The people themselves, one of them is my third uncle that started the nonprofit ambulance services. He’s rescued family and strangers out of rubble. I don’t want to give too much away. About the Muslim sheikh — my dad was having lunch in a restaurant and he heard the owner of the restaurant and his son talking about this Muslim sheikh. What struck my dad was that the civil war happened 30 years ago and the owner and his son were still talking about what the sheikh did during that time. It amazed him that people are still talking about him, so we found him and interviewed him.

IU: Were the people receptive to talking about their stories?

LK: Super receptive. Two of the last people that show up in the film are — I struggle with what to call him — a savior [and the man he rescued]. He’s a man that found someone who was on the ground during the civil war and it was still shelling. He borrowed a car and drove him to the hospital while it was still shelling, risking his life to get this guy health care. I found him and the guy who he rescued.

It’s funny. The guy who was the rescuer, he said, “I haven’t thought about this in so long.
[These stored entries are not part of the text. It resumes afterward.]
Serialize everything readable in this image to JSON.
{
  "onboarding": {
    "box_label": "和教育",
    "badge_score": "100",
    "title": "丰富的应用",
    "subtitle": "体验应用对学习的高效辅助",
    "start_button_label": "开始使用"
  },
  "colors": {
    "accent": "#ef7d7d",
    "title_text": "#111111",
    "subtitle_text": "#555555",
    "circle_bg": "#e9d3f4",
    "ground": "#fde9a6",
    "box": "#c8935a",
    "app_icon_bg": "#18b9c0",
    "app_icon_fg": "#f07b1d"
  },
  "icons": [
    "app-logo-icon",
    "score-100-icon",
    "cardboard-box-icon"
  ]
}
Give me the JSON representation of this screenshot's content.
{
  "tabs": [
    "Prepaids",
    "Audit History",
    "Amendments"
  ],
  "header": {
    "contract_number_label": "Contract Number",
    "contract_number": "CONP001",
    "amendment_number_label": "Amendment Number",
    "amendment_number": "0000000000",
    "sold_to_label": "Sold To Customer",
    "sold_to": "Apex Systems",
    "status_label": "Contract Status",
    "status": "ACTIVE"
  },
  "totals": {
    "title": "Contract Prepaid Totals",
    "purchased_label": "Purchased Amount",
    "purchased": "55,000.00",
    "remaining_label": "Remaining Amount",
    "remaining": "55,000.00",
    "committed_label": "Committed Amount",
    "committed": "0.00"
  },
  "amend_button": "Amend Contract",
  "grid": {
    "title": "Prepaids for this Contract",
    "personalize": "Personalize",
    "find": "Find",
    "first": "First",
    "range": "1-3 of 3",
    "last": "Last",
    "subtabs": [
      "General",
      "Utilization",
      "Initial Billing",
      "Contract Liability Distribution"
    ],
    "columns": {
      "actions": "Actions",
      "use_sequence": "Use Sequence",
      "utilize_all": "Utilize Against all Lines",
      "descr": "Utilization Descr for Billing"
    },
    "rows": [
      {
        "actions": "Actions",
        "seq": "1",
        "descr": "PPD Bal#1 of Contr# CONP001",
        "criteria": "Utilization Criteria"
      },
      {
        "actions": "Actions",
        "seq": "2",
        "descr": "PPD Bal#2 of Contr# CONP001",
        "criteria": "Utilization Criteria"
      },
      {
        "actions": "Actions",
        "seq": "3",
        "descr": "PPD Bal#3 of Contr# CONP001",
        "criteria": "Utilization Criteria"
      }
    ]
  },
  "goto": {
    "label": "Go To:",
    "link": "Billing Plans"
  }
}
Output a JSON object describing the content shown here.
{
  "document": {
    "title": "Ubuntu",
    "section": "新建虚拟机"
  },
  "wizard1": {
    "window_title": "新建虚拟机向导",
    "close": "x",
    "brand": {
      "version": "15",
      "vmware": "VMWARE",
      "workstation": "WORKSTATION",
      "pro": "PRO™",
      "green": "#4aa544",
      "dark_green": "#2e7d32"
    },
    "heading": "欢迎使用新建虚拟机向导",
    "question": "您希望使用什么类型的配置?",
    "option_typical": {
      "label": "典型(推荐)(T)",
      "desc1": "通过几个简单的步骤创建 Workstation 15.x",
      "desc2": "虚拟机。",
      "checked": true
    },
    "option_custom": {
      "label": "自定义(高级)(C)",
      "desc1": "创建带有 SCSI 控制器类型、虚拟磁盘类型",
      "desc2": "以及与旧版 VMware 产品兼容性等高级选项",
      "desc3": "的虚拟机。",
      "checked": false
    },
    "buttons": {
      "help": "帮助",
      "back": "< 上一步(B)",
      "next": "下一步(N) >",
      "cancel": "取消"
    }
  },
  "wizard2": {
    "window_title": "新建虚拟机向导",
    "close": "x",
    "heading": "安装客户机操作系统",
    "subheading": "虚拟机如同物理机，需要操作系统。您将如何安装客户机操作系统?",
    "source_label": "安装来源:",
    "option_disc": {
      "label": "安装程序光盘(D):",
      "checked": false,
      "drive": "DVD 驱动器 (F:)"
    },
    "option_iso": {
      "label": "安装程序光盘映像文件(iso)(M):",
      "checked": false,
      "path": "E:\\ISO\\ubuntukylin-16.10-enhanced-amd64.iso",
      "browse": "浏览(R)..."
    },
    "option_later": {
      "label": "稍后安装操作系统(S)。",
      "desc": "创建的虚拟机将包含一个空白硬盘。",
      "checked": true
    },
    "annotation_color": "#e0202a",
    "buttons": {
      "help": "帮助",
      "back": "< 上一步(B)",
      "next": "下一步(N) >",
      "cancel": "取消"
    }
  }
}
Thank you so much for reminding me and giving me the opportunity to reflect on it.” When I called the guy who was rescued, he said, “A day never passes when I don’t think about it.”

IU: What’s your plan for the film?

LK: For the past two and a half years, this film has been my baby. No one has seen it except my mom.

To show it to a group of people and get such amazing and positive feedback, it was such a surreal moment in my life.

The premiere is April 5 at 7 p.m. in the Hunt Library auditorium. I hope a lot of people in the community come to the premiere.

IU: Out of pure curiosity, how did you teach yourself how to film edit?

LK: Oh, gosh. I think being a physician would be far easier than being a film editor.

Editing is probably the hardest thing I have ever done in my life. The film can take an unlimited amount of forms. My task was to pull together all these stories, deconstruct them, and put them together in their own beginning, middle and end. To actually do it, I watched every YouTube video out there and read every article [about film editing].

Each interview was probably an hour to two hours. And in the film, they are all closer to 5 minutes each, so I had to be really stringent. No matter how interesting something someone said was, I had to ask myself, “Does this propel the story forward?” I had to cut my losses and believe in my gut that I was making the right decision.

Is it the best story that could have been told? No. But it is the story that I am able to tell now.